Shadows outspread in spacious movement, always you
Have dappled the downs and valleys at this time of year,
While larks, ascending shrill, praised freedom as they flew.
Now, through that song, a fighter-squadron’s drone I hear
From Scratchbury Camp, whose turfed and cowslip’d rampart seems
More hill than history, ageless and oblivion-blurred.
I walk the fosse, once manned by bronze and flint-head spear;
On war’s imperious wing the shafted sun-ray gleams:
One with the warm sweet air of summer stoops the bird.
Cloud shadows, drifting slow like heedless daylight dreams,
Dwell and dissolve; uncircumstanced they pause and pass.
I watch them go. My horse, contented, crops the grass.”
Siegfried Sassoon, “On Scratchbury Camp” from Collected Poems 1908-1956. Copyright Siegfried Sassoon.

Scratchbury Fort 
Battlesbury Fort
- Chalkland flowers and meadows – those that have botanical knowledge would apparently be able to identify 30-40 species in one square metre of ground. The thin low nutrient chalky soils in many places mean no single plant dominates and diversity is preserved. Typical species include bird’s-foot trefoil, yellow rattle, pyramidal orchid, wild thyme, kidney vetch, clustered bellflower and meadow saxifrage. This also supports a diversity of insects especially butterflies. To the uninitiated eye, this reveals itself as a wonderful profusion of colour on the ground even if being ignorant of the names of the flowers – shades of blue, yellow, pink, purple, violet and white.

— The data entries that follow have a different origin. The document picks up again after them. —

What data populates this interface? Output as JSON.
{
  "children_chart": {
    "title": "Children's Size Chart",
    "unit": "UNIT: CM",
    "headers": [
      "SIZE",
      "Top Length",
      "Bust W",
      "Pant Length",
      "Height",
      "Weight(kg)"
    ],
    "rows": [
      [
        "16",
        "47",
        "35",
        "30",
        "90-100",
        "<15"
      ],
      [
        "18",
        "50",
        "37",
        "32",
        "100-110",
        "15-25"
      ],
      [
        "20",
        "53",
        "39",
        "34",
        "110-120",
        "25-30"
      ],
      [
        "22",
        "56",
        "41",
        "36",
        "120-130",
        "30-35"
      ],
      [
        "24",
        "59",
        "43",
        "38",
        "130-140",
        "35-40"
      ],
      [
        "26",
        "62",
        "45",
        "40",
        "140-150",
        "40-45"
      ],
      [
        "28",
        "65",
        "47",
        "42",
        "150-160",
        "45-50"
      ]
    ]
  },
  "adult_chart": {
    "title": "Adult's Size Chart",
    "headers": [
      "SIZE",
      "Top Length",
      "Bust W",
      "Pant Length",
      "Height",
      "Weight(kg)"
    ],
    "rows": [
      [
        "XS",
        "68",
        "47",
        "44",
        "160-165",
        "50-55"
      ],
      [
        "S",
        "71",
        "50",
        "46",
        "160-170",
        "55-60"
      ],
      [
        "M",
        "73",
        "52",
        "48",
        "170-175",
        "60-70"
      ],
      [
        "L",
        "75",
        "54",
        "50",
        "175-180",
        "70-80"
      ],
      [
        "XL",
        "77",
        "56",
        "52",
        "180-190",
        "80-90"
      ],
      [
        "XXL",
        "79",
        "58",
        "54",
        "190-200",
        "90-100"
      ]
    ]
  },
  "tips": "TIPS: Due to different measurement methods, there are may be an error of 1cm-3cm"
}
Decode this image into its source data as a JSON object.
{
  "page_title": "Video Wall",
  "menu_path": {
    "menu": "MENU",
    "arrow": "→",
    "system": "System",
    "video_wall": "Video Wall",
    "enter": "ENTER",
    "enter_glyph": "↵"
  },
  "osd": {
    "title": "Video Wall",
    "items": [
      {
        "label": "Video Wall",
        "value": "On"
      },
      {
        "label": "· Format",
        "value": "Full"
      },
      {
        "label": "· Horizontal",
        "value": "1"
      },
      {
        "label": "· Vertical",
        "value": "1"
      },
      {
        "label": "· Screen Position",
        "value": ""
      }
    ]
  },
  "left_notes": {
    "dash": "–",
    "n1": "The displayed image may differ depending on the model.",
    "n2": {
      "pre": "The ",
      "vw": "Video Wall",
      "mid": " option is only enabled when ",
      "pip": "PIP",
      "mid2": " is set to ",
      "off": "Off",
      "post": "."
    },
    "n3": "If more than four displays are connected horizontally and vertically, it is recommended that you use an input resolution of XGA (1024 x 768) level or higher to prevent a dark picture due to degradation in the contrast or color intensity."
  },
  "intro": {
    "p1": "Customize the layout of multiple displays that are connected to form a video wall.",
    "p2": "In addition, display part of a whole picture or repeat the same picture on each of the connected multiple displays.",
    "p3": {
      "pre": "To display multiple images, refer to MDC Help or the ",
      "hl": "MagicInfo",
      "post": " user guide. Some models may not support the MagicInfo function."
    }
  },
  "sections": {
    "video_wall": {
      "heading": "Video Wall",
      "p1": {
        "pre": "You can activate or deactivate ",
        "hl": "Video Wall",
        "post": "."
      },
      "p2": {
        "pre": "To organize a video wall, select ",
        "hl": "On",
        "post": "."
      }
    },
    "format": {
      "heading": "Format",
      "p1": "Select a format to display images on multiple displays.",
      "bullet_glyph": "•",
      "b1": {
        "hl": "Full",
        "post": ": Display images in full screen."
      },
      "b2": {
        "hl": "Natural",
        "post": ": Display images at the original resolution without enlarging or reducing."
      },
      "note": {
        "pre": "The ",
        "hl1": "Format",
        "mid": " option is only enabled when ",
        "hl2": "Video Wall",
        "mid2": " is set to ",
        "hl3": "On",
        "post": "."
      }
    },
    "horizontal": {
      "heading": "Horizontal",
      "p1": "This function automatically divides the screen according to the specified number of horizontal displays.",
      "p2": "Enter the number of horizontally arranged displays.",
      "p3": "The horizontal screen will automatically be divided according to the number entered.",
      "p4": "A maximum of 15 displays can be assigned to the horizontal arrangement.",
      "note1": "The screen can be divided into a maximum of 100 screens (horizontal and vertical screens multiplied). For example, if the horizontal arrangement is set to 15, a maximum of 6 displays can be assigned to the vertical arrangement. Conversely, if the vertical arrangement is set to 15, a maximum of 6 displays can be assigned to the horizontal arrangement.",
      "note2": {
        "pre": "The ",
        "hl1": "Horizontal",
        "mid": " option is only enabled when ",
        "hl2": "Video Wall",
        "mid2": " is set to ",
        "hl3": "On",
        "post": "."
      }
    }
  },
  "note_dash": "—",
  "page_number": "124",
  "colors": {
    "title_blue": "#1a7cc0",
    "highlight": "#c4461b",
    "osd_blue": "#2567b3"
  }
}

- The entire experience – moving in swift succession from stark, isolated areas of inhospitable looking landscape to multi-coloured meadows to diverse woodland and interspersed with picturesque village landscapes and then the reminders of a major use of the area for military training such as shells of buildings, concrete roads crossing the plain and churned up unmetalled tracks. In addition, the plethora of prehistoric features, suggesting that in the past this now almost deserted landscape was highly populated by our distant ancestors.

- Selecting the time for the adventure – so that I had a rare glimpse of some of the normally inaccessible areas as well as the incongruity of about thirty vintage and modern London buses traversing the landscape. The bus day was excellent in setting the scene for and complementing the subsequent walk.